Headfirst Productions
- Company type: Private
- Industry: Video games
- Founded: 1998
- Founder: Mike Woodroffe Simon Woodroffe
- Defunct: 2006
- Headquarters: Canwell, Sutton Coldfield, West Midlands, UK
- Website: headfirst.co.uk

= Headfirst Productions =

UK video game developer

Headfirst Productions was a British video game studio established by father and son Mike and Simon Woodroffe (Adventure Soft) in 1998. The studio was an independent developer of games for both the console and PC market.

== Games ==
- Battle of the Planets (cancelled)
- Call of Cthulhu: Beyond the Mountains of Madness (cancelled)
- Call of Cthulhu: Dark Corners of the Earth (2005)
- Call of Cthulhu: Destiny's End (vaporware, cancelled)
- Call of Cthulhu: Tainted Legacy (cancelled)
- Deadlands (cancelled)
- Simon the Sorcerer 3D (2002)

== Bankruptcy ==
After having published Call of Cthulhu: Dark Corners of the Earth, Headfirst had problems with publisher Bethesda Softworks regarding finances. Some time after that, about half of the company left, so the second project's team (Call of Cthulhu: Destiny's End), along with some people from the Call of Cthulhu: Dark Corners of the Earth production team, stayed on board trying to keep working on the project, porting it to the next-gen consoles, while the directors were trying to secure a publishing deal for the game. After several months of struggle the company went into administration.

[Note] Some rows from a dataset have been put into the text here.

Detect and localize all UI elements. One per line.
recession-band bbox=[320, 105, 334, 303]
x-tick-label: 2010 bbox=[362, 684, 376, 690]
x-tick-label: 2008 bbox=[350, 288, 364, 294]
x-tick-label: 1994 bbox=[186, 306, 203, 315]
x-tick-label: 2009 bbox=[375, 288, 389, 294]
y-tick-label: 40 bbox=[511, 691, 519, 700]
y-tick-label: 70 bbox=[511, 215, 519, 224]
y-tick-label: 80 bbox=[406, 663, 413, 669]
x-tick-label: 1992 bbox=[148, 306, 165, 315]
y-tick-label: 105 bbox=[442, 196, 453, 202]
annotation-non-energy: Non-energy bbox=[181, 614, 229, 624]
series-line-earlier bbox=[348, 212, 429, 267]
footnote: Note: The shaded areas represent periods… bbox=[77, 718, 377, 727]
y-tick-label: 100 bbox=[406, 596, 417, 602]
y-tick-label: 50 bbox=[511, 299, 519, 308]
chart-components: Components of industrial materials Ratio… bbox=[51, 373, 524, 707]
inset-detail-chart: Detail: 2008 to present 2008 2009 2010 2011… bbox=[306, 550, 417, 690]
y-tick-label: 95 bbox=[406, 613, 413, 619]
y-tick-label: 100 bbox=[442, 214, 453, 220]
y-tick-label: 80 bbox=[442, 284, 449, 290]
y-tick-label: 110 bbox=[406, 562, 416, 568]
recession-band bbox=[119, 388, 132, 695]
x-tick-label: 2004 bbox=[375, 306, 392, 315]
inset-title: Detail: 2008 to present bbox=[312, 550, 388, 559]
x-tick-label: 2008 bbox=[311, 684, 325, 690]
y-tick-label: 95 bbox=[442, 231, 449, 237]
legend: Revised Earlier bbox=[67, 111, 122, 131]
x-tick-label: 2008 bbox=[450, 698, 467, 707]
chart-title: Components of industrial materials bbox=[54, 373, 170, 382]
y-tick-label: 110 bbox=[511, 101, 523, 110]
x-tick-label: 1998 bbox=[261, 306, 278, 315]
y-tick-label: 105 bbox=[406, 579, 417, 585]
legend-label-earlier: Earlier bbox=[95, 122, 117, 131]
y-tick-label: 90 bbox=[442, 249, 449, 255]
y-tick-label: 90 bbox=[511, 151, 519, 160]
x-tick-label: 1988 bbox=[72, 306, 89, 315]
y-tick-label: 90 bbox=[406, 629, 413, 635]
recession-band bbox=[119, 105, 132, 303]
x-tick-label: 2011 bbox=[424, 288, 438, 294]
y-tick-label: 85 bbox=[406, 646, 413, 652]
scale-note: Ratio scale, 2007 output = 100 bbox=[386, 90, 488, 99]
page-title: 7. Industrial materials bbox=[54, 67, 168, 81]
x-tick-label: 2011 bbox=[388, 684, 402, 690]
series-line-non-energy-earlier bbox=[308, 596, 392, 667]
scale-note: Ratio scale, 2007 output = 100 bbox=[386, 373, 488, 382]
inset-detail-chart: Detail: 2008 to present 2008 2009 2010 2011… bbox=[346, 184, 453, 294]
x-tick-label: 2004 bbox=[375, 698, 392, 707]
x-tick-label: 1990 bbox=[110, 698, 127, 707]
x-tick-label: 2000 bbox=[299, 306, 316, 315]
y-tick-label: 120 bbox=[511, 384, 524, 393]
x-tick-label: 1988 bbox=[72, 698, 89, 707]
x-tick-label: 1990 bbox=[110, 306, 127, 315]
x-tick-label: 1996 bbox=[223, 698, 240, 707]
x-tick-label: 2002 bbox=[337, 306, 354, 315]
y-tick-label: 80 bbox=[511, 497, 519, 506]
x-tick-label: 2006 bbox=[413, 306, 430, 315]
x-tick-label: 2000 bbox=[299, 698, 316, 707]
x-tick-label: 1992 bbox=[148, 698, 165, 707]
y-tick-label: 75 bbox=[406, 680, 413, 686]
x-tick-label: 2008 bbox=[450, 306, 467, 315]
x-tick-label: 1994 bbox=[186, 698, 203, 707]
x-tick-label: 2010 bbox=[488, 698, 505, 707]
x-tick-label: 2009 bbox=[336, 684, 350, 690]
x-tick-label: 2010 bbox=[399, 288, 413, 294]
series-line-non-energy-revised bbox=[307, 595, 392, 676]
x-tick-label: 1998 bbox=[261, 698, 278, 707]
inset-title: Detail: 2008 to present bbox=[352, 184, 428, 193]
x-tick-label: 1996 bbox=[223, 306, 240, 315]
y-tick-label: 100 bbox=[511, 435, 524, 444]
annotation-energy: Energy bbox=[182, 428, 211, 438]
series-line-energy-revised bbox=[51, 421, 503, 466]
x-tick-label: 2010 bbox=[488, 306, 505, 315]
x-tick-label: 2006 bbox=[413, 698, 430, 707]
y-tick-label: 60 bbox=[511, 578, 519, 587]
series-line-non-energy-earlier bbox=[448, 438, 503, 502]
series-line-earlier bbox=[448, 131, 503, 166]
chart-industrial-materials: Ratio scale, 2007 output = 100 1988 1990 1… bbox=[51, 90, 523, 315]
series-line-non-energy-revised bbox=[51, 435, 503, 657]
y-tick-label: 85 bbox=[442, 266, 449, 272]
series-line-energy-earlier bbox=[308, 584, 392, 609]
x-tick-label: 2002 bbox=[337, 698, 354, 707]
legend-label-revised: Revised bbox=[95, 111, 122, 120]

Most of the staff went on to other West Midlands game companies, namely Codemasters, Eurocom and Sega Racing Studio. In February 2006, Headfirst Productions went into administration in an effort to pay off outstanding debts owed because of production costs associated with the many years of Cthulhu development, and other unsigned projects. Assets were liquidated, employees were laid off, and the company was dissolved less than a month later.